Parameters and options

(We use parameter and option synonymously.)

Standard simulations in TeNPy can be defined by just set of options collected in a dictionary (possibly containing other parameter dictionaries). It can be convenient to represent these options in a [yaml] file, say parameters.yml, which might look like this:

output_filename : params_output.h5
overwrite_output : True
model_class :  SpinChain
model_params :
    L : 14
    bc_MPS : finite

initial_state_params:
    method : lat_product_state
    product_state : [[up], [down]]

algorithm_class: TwoSiteDMRG
algorithm_params:
    trunc_params:
        chi_max: 120
        svd_min: 1e.-8
    max_sweeps: 10
    mixer : True

Note that the default values and even the allowed/used option names often depend on other parameters. For example, the model_class parameter above given to a Simulation selects a model class, and diffent model classes might have completely different parameters. This gives you freedom to define your own parameters when you implement a model, but it also makes it a little bit harder to keep track of allowed values.

In the TeNPy documentation, we use the Options sections of doc-strings to define parameters that are read out. Each documented parameter is attributed to one set of parameters, called “config”, and managed in a Config class at runtime. The above example represents the config for a Simulation, with the model_params representing the config given as options to the model for initialization. Sometimes, there is also a structure of one config including the parameters from another one: For example, the generic parameters for time evolution algorithms, TimeEvolutionAlgorithm are included into the TEBDEngine config, similarly to the sub-classing used.
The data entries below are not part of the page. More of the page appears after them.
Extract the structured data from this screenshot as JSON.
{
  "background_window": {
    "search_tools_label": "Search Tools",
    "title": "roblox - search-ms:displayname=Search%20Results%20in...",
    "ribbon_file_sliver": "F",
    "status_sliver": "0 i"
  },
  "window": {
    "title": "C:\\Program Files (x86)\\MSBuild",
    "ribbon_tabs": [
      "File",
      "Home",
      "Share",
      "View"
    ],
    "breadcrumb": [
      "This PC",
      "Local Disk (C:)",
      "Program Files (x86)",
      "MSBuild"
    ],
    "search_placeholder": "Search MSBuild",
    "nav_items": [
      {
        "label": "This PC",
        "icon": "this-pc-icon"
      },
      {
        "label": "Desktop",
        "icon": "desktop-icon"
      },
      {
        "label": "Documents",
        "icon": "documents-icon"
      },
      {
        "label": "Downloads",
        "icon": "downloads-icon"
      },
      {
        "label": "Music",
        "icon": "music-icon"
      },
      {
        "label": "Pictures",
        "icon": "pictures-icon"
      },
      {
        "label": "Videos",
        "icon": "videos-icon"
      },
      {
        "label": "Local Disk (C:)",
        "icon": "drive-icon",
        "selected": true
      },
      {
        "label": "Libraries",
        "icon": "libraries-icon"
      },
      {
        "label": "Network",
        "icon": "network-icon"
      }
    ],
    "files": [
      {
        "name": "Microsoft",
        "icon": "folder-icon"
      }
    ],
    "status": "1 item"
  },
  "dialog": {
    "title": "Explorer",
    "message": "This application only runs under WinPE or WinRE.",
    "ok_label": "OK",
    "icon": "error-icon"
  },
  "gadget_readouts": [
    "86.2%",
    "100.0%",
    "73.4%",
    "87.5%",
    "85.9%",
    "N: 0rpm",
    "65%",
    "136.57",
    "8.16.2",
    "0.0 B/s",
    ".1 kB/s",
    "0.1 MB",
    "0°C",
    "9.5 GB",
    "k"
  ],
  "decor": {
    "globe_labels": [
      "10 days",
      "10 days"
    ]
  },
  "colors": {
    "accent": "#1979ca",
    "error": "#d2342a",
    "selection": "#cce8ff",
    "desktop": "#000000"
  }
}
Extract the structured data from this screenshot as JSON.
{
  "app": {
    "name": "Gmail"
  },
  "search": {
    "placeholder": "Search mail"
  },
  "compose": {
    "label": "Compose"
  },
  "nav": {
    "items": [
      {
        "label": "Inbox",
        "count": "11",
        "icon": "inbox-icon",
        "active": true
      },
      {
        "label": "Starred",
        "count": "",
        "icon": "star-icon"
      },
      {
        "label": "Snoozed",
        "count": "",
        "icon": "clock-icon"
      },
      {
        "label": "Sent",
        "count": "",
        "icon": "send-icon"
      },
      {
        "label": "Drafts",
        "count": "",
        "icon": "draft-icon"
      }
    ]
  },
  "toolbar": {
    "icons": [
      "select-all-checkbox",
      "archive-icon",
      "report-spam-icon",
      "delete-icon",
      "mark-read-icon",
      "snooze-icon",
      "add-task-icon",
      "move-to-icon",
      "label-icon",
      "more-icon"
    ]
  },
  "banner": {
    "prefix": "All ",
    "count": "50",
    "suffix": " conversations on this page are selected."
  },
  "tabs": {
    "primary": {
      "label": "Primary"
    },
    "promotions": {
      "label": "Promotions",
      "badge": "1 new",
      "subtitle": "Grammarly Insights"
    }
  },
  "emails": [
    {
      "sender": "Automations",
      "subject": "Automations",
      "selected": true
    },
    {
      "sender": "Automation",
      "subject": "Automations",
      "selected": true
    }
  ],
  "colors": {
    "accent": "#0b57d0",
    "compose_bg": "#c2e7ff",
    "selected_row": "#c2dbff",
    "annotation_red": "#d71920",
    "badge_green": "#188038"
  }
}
During runtime, the Config class logs the first use of any parameter (with DEBUG log-level, if the default is used, and with INFO log-level, if it is non-default). Moreover, the default is saved into the parameter dictionary. Hence, it will contain the full set of all used parameters, default and non-default, at the end of a simulation, e.g., in the sim_params of the results returned by tenpy.simulations.Simulation.run().

You can find a list of all the different configs in the Config Index, and a list of all parameters in Config-Options Index.

If you add extra options to your configuration that TeNPy doesn’t read out by the end of the simulation, it will issue a warning. Getting such a warnings is an indicator for a typo in your configuration, or an option being in the wrong config dictionary.